I’m sure he could have. How much would it have cost him? He’d have had to fill out 3 or 4 BATF form 4473s and undergone a background check, too. If the guns he bought were handguns, the dealer would have also had to provide the BATF with a multiple-handgun purchase form letting them know that he had done so. What’s your point? We have a number of existing gun laws, some good, some not, yet we’re told that they’re never enough.
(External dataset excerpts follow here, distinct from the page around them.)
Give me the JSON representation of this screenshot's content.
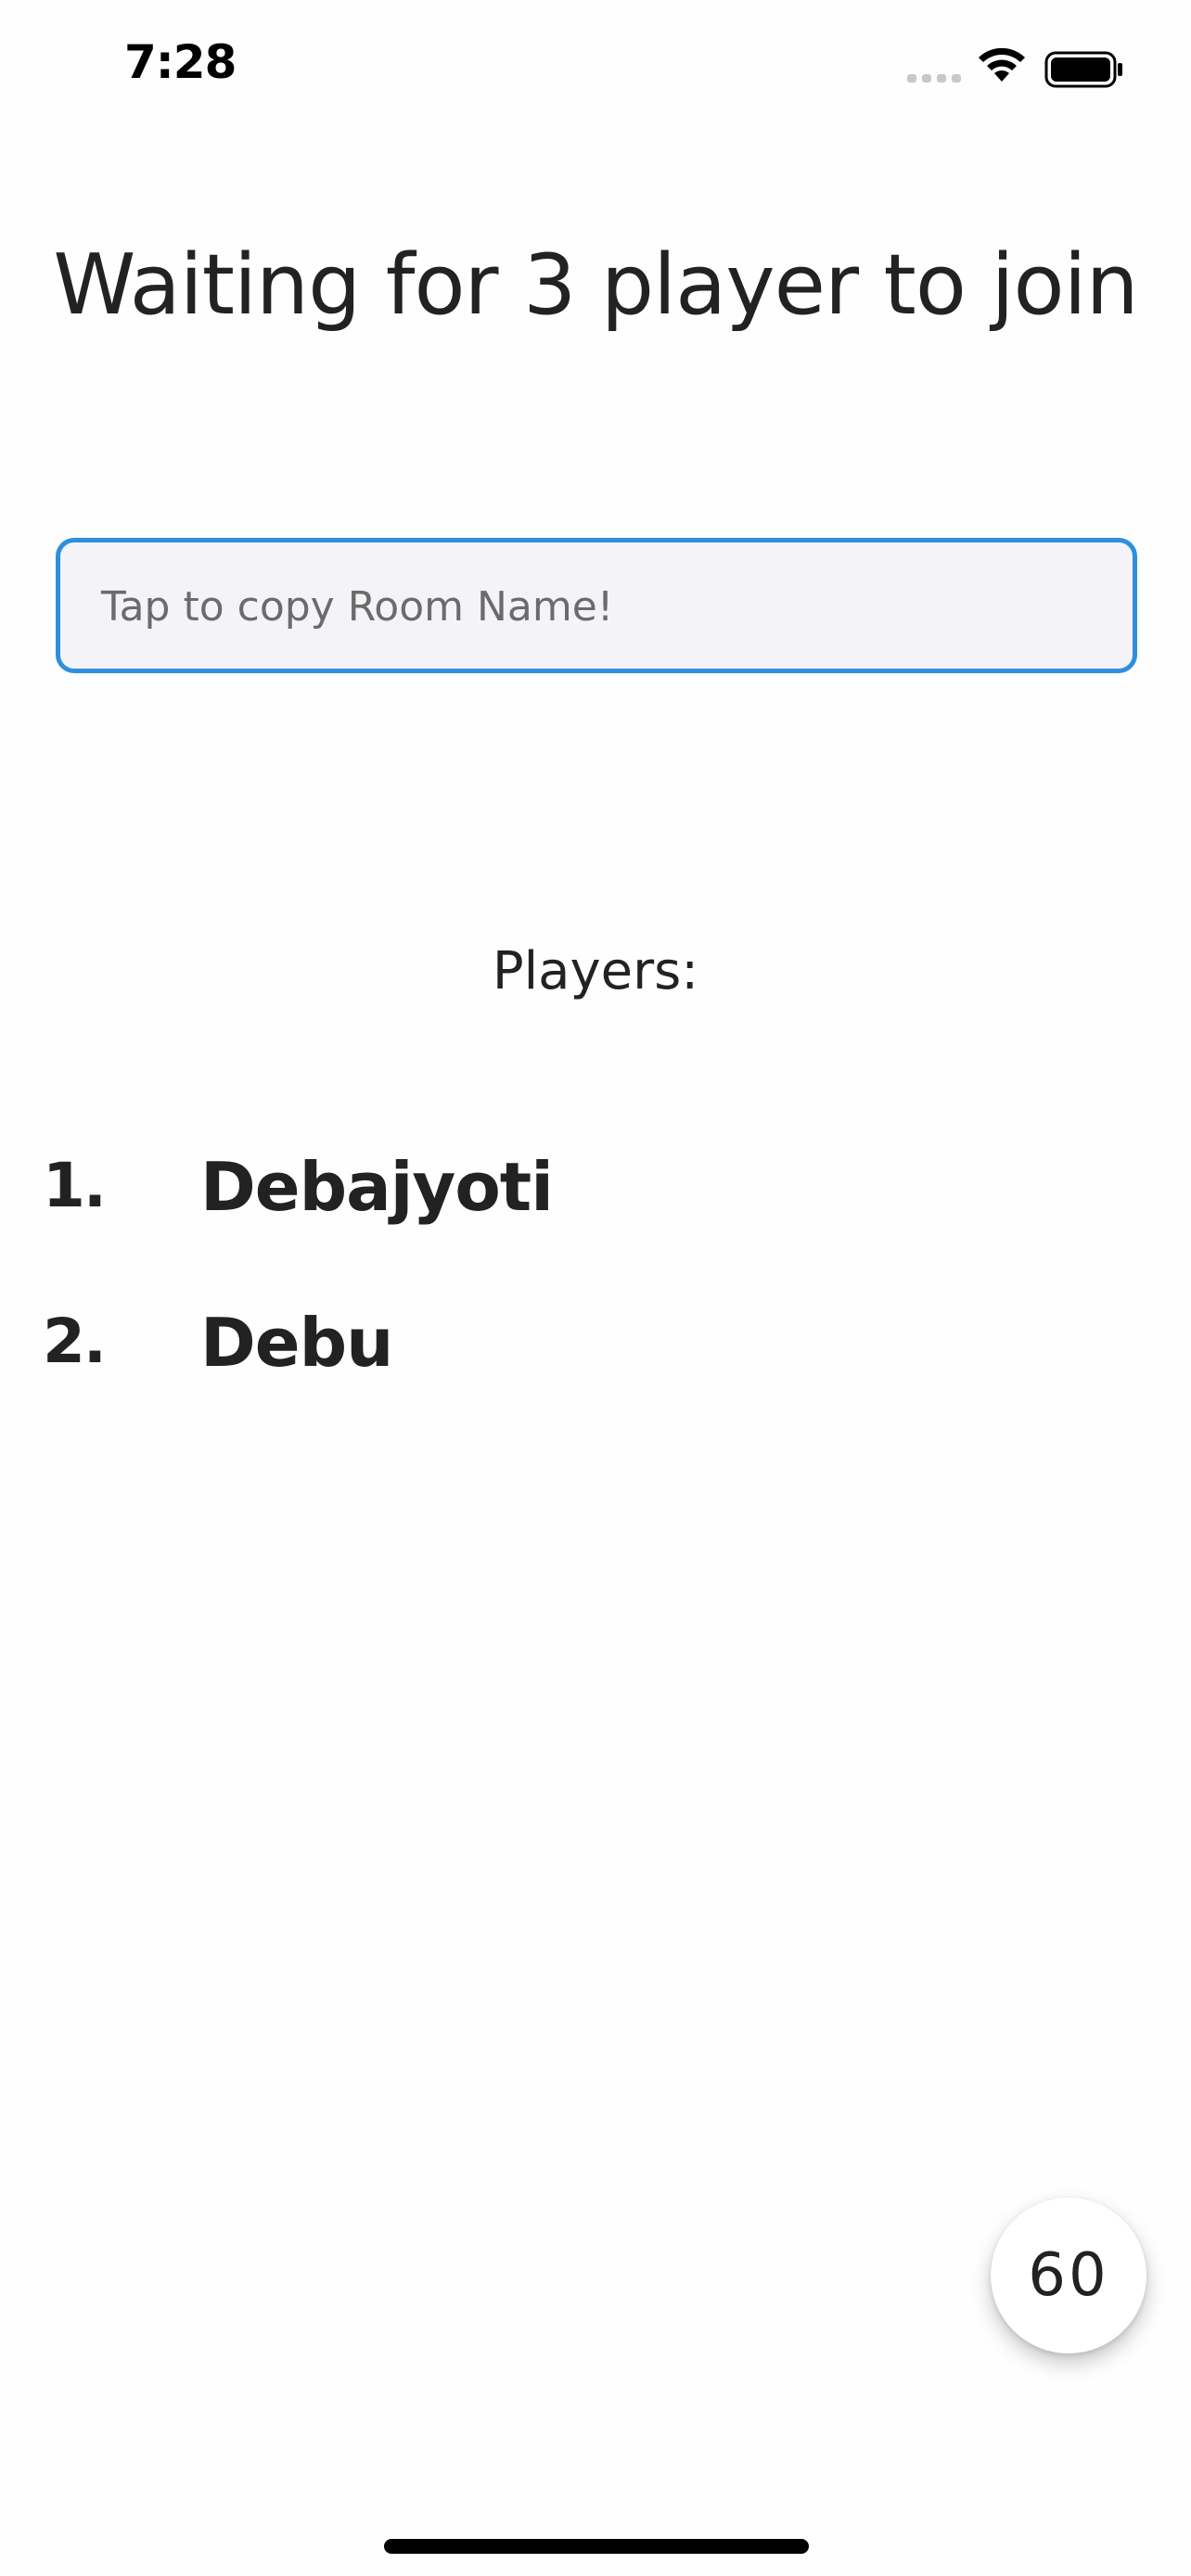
{
  "status_bar": {
    "time": "7:28",
    "icons": [
      "cellular-signal-icon",
      "wifi-icon",
      "battery-icon"
    ]
  },
  "screen": {
    "title": "Waiting for 3 player to join",
    "room_field": {
      "placeholder": "Tap to copy Room Name!"
    },
    "players_heading": "Players:",
    "players": [
      {
        "number": "1.",
        "name": "Debajyoti"
      },
      {
        "number": "2.",
        "name": "Debu"
      }
    ],
    "countdown": "60"
  },
  "colors": {
    "accent": "#2d8fe0",
    "field_background": "#f4f4f8",
    "text": "#222222",
    "placeholder_text": "#6b6b6b",
    "background": "#fefefe"
  }
}
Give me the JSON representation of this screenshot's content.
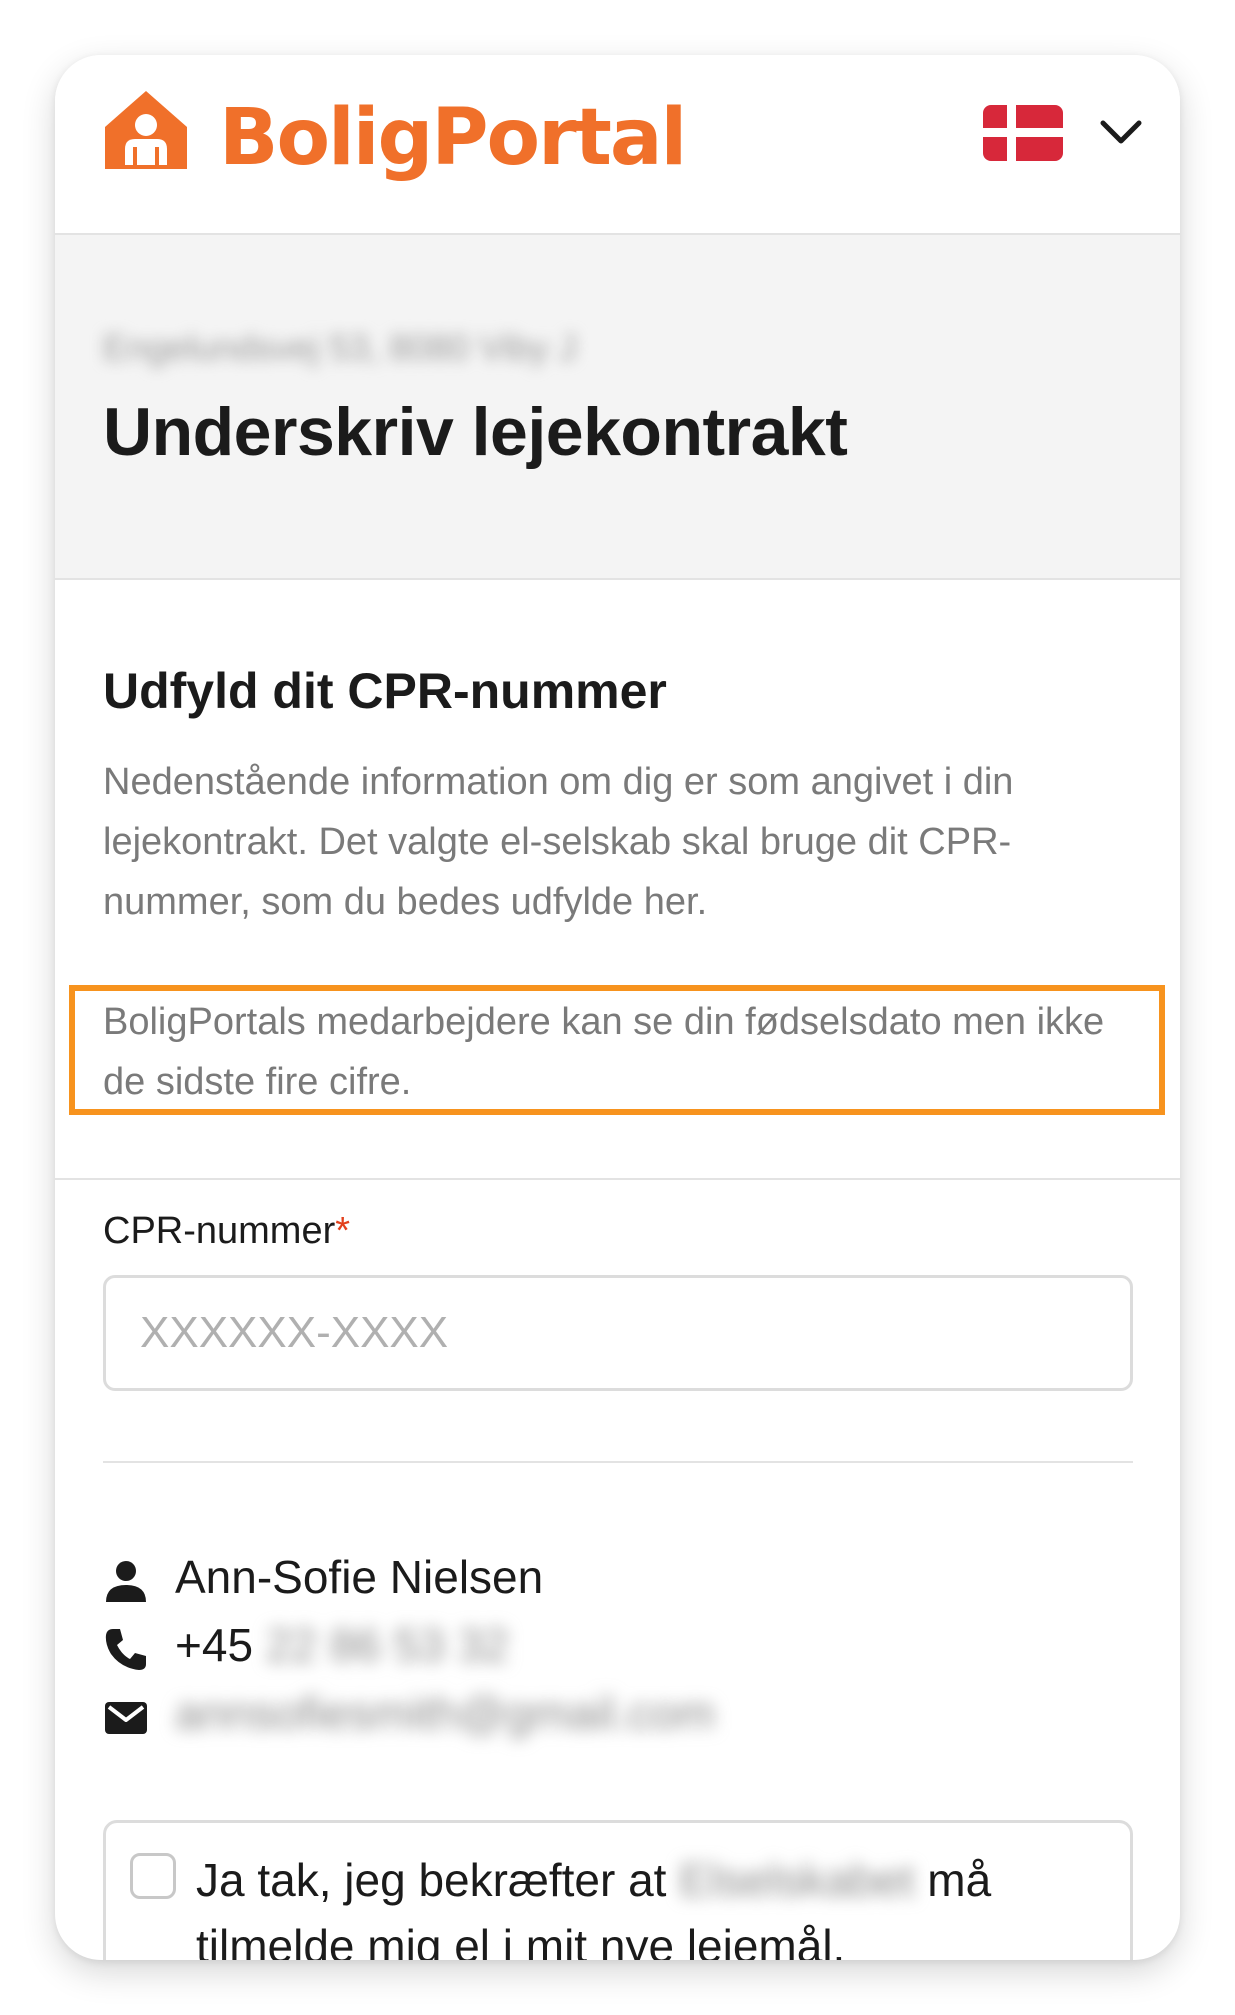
{
  "header": {
    "logo_text": "BoligPortal",
    "language_flag": "denmark-flag",
    "language_chevron": "chevron-down-icon"
  },
  "title_band": {
    "address_blurred": "Engelundsvej 53, 8080 Viby J",
    "title": "Underskriv lejekontrakt"
  },
  "info": {
    "heading": "Udfyld dit CPR-nummer",
    "description": "Nedenstående information om dig er som angivet i din lejekontrakt. Det valgte el-selskab skal bruge dit CPR-nummer, som du bedes udfylde her.",
    "highlight_note": "BoligPortals medarbejdere kan se din fødselsdato men ikke de sidste fire cifre."
  },
  "form": {
    "cpr_label": "CPR-nummer",
    "required_mark": "*",
    "cpr_placeholder": "XXXXXX-XXXX",
    "cpr_value": ""
  },
  "contact": {
    "name": "Ann-Sofie Nielsen",
    "phone_prefix": "+45",
    "phone_blurred": "22 86 53 32",
    "email_blurred": "annsofiesmith@gmail.com"
  },
  "consent": {
    "text_before": "Ja tak, jeg bekræfter at",
    "company_blurred": "Elselskabet",
    "text_after": "må tilmelde mig el i mit nye lejemål.",
    "checked": false
  },
  "colors": {
    "brand_orange": "#f0702a",
    "highlight_border": "#f7931e",
    "required_red": "#e2401c",
    "flag_red": "#d7283a"
  }
}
“Guns (and people) kill.” No, people kill with guns. People also kill with sharp objects, blunt objects, and their bare hands. Guns do not load themselves, aim themselves, or fire themselves. But guns are the only weapons that make a small woman dangerous to a large man, that make the elderly or infirm dangerous to violent youths, or make the individual dangerous to the mob.

I don’t expect you to have read this entire missive. I think you’re too enamored with the beautiful but flawed idea of “if there were just no guns” to actually listen, but I appreciate the opportunity to at least present my side.

I’m curious to see if he’ll reply again. He surprised me once.